KogoLab Research & Review

遊ぶように生きる。Vivi kiel Ludi.

書く能力と頭のデキ

 人間城の主な日々(6/13)より:

ユニークな視点を獲得できてる学生は例外なく日本語がちゃんとしてるんで、頭のデキってのは言語能力なんだよなあということを改めて実感した。日本語はとっ散らかってるけど着眼点は面白い、なんてのは決してない。モノを考える能力はまず母語をちゃんと使える能力に依存するのだ。まあ、そういうレポートを読んでると、学生のアベレージの学力は低下してるのかもしれないけど、ちゃんとしてる奴も大学が成り立つ程度の数はいるものだと心強くなったりもする。どうやら日本語を書いてるつもりらしいという水準のもののほうが多いんで頭が痛いのも事実だけど。逆にいえば、大学できちんと文章教育をすれば、学力の向上にもつながるんじゃないかと。

 私も今「言語表現」という教養科目を受け持っている。それで毎週、20人前後の受講生からメールで送られてきた作文を読む。800字から1000字程度の作文だ。テーマはそのときによって自由テーマであったり、「英語第二公用語論について」だったりさまざま。

 作文の評価については、なるべくその書かれている内容については、気を取られないようにする。内容ではなくて、あえて形式的なところを評価するようにしている。たとえば、序論・本論・結論の構成になっているか、ひとつのパラグラフがきちんと結束しているか、トピック文が明確か、文が長すぎないか、曖昧さを最大限排除しているか、誤変換はないか、などの点を評価する。

 とはいうものの、人間城さんが言うとおり、日本語がちゃんとしているものは確かに内容も面白い。「読める(読むに値する)」という感じだ。一方で、ワープロの誤変換がそのまま残っていたり、主語と述語がねじれた文が書かれていたりする作文は「読めない」し、紋切り型の内容で面白くない。あるいはその乱暴な議論についていけない。

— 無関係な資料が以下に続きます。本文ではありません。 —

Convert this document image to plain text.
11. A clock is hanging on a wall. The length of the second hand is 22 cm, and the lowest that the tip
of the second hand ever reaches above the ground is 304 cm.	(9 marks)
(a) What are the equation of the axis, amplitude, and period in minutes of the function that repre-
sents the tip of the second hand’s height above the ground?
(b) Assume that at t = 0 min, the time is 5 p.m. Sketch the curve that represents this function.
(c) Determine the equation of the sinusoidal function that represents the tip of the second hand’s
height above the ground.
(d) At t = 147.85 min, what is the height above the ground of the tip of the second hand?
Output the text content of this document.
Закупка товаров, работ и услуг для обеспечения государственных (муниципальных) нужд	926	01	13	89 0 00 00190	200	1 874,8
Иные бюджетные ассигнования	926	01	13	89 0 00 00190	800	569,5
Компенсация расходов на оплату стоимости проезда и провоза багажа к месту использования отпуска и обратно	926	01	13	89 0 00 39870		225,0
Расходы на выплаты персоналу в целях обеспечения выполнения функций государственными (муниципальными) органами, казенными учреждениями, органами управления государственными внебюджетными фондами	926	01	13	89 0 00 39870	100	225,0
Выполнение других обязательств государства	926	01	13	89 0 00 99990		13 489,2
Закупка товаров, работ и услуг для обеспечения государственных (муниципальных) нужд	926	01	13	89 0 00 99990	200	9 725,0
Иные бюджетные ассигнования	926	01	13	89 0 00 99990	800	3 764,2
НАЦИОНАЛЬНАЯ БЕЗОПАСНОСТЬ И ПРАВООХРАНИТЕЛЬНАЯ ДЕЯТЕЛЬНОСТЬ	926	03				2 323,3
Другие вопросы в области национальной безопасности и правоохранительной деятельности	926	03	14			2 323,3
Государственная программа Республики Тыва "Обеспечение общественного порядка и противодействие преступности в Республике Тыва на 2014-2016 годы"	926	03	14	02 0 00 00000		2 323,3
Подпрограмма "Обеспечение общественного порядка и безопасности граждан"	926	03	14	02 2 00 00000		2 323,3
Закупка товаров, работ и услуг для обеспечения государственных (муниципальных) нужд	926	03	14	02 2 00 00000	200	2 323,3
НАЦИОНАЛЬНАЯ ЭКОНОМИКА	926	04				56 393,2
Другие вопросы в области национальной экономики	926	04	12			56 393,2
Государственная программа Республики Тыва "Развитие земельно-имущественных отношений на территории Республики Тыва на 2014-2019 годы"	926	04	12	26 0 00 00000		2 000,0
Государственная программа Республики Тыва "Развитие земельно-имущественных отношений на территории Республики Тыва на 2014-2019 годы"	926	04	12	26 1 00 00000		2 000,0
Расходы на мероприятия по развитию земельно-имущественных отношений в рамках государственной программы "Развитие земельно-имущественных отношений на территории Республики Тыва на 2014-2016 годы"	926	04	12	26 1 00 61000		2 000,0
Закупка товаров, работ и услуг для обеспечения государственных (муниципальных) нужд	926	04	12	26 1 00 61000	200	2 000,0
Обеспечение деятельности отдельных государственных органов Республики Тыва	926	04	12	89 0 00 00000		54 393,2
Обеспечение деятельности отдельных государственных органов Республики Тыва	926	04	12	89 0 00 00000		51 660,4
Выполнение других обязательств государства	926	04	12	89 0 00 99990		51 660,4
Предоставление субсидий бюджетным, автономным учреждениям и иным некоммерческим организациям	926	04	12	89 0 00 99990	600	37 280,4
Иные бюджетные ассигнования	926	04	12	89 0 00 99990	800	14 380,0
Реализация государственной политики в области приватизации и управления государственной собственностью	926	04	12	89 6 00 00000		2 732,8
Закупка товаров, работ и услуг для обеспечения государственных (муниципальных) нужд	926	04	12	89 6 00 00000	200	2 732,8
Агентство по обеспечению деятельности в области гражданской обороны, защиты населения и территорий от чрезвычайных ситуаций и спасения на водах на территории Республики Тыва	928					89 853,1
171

 こういう現象は、作文の授業よりもむしろ普通の授業でもっと端的に現れる。作文の授業では、少なくともこの授業をわざわざ選択してきたという意味で、比較的レベルの高い文章が書かれるからだ。別の授業、たとえば、教養科目の心理学では授業の終わりに毎回「質問書」を書いてもらっている。毎週100通以上の質問書を読んでいると、見た瞬間に「読める」ものと「読めない」ものに分類することができる。読めるものは、文章として成立しており、ある程度以上の分量が書いてある。読めないものは、殴り書きで、1行か2行で終わっている。「相田みつを」じゃないのだから、1行か2行ですべてを語り尽くそうなんて考えるのは無謀だ。その無謀を無謀と思わずにやってくる。

 人間城さんが言うように、書く能力と頭のデキとは確かに相関がある(因果関係はわからない)。

 さて、それではいったいどのような授業をやれば、読める文章が書けるようになるのか。ひいては頭のデキを良くすることができるのか。それが言語表現科目の目標にほかならない。しかし、未だ試行錯誤だ。

 少なくとも今までは、文章そのものの成り立ちを理解して、その通りに書くことを練習すればいいのではないかと考えて、そういう授業設計をしてきた。しかし、どうやらそれだけではだめのようだ。ある種の思考技術……批判的思考や論争の技術やレトリックなど/あるいはもっと広く「科学的な思考」……が一方にあって、それと文章技術が結びついた形で、授業の内容を作って行かなくてはだめなのではないかというところまではわかった。